The cost of care for patients suffering from breast and prostate cancer in England will increase by 20% in the next ten years, according to Macmillan Cancer Support.
The Macmillan Cancer Support charity bus
A study commissioned by Macmillan Cancer Support estimates that inpatient costs for the two diseases will rise to £790m a year between 2010 and 2020. Breast and prostate cancer are responsible for 28% of all new cancer diagnoses each year in the UK.
The charity commissioned the Monitor Deloitte study and believes that the improvements in beating cancer and stronger survival rates are increasing aftercare costs.
Macmillan also feels that the effects of treatment and other health complications stemming from the cancer are increasing the cost of care for cancer sufferers and survivors.
Breast cancer and prostate cancer are the most common cancers in the UK for women and men respectively, according to Cancer Research UK.

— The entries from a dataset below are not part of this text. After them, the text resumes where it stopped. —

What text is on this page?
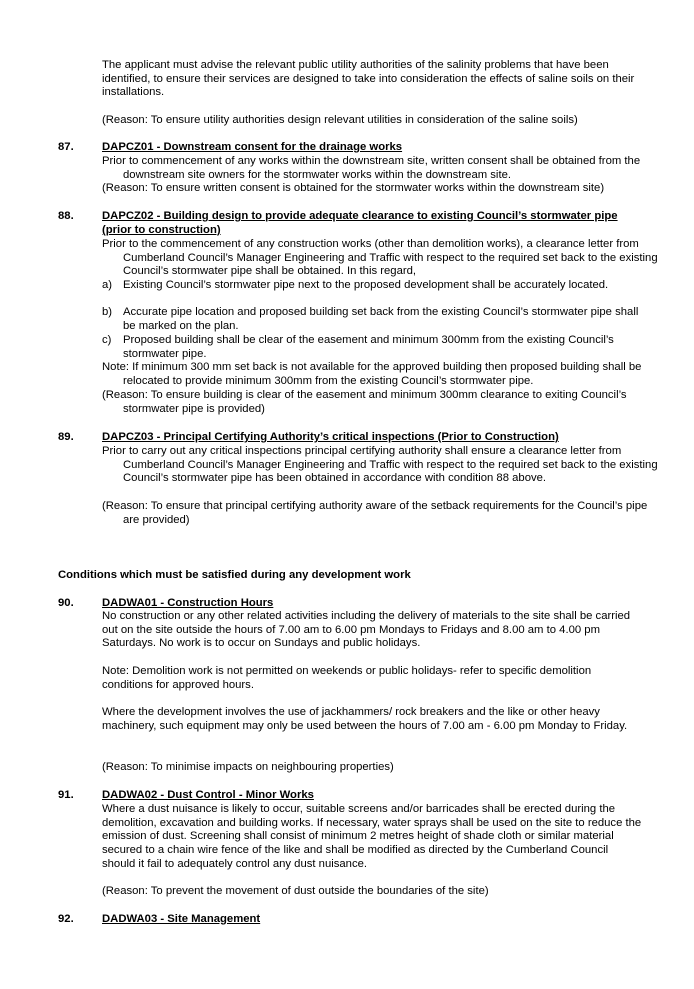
The applicant must advise the relevant public utility authorities of the salinity problems that have been identified, to ensure their services are designed to take into consideration the effects of saline soils on their installations.

(Reason: To ensure utility authorities design relevant utilities in consideration of the saline soils)

87.	DAPCZ01 - Downstream consent for the drainage works

Prior to commencement of any works within the downstream site, written consent shall be obtained from the downstream site owners for the stormwater works within the downstream site.

(Reason: To ensure written consent is obtained for the stormwater works within the downstream site)

88.	DAPCZ02 - Building design to provide adequate clearance to existing Council’s stormwater pipe (prior to construction)

Prior to the commencement of any construction works (other than demolition works), a clearance letter from Cumberland Council’s Manager Engineering and Traffic with respect to the required set back to the existing Council’s stormwater pipe shall be obtained. In this regard,

a) Existing Council’s stormwater pipe next to the proposed development shall be accurately located.
b) Accurate pipe location and proposed building set back from the existing Council’s stormwater pipe shall be marked on the plan.
c) Proposed building shall be clear of the easement and minimum 300mm from the existing Council’s stormwater pipe.

Note: If minimum 300 mm set back is not available for the approved building then proposed building shall be relocated to provide minimum 300mm from the existing Council’s stormwater pipe.

(Reason: To ensure building is clear of the easement and minimum 300mm clearance to exiting Council’s stormwater pipe is provided)

89.	DAPCZ03 - Principal Certifying Authority’s critical inspections (Prior to Construction)

Prior to carry out any critical inspections principal certifying authority shall ensure a clearance letter from Cumberland Council’s Manager Engineering and Traffic with respect to the required set back to the existing Council’s stormwater pipe has been obtained in accordance with condition 88 above.

(Reason: To ensure that principal certifying authority aware of the setback requirements for the Council’s pipe are provided)

Conditions which must be satisfied during any development work
90.	DADWA01 - Construction Hours

No construction or any other related activities including the delivery of materials to the site shall be carried out on the site outside the hours of 7.00 am to 6.00 pm Mondays to Fridays and 8.00 am to 4.00 pm Saturdays. No work is to occur on Sundays and public holidays.

Note: Demolition work is not permitted on weekends or public holidays- refer to specific demolition conditions for approved hours.

Where the development involves the use of jackhammers/ rock breakers and the like or other heavy machinery, such equipment may only be used between the hours of 7.00 am - 6.00 pm Monday to Friday.

(Reason: To minimise impacts on neighbouring properties)

91.	DADWA02 - Dust Control - Minor Works

Where a dust nuisance is likely to occur, suitable screens and/or barricades shall be erected during the demolition, excavation and building works. If necessary, water sprays shall be used on the site to reduce the emission of dust. Screening shall consist of minimum 2 metres height of shade cloth or similar material secured to a chain wire fence of the like and shall be modified as directed by the Cumberland Council should it fail to adequately control any dust nuisance.

(Reason: To prevent the movement of dust outside the boundaries of the site)

92.	DADWA03 - Site Management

Professor Jane Maher, chief health officer at Macmillan, said: “As the cost of caring for people with cancer in hospital escalates, it will be increasingly important that every patient receives a ‘cancer recovery package’ at the end of treatment.
“These are tailored to support people to manage their own recovery at home and prevent the chances of them having to go back to hospital because of other health problems linked to their cancer and its treatment.”
A recent study from the same charity forecast that one on two people will get cancer in their lifetime and another separate study showed that 25% of people living with cancer suffer poor health or disability caused by their condition.
Macmillan is campaigning for the NHS to redesign the cancer services they offer so that they can accommodate the rising cost of cancer care.
Ciarán Devane, chief executive at Macmillan, believes that the UK needs to change the current system regarding cancer care and wants programmes that focus on better social care would reduce costs and increase productivity.
He said: “This would deliver better care for people with cancer and would be cheaper for the NHS.”
Some health insurance providers have comprehensive cancer care plans alongside their standard private medical cover to help with cancer treatment.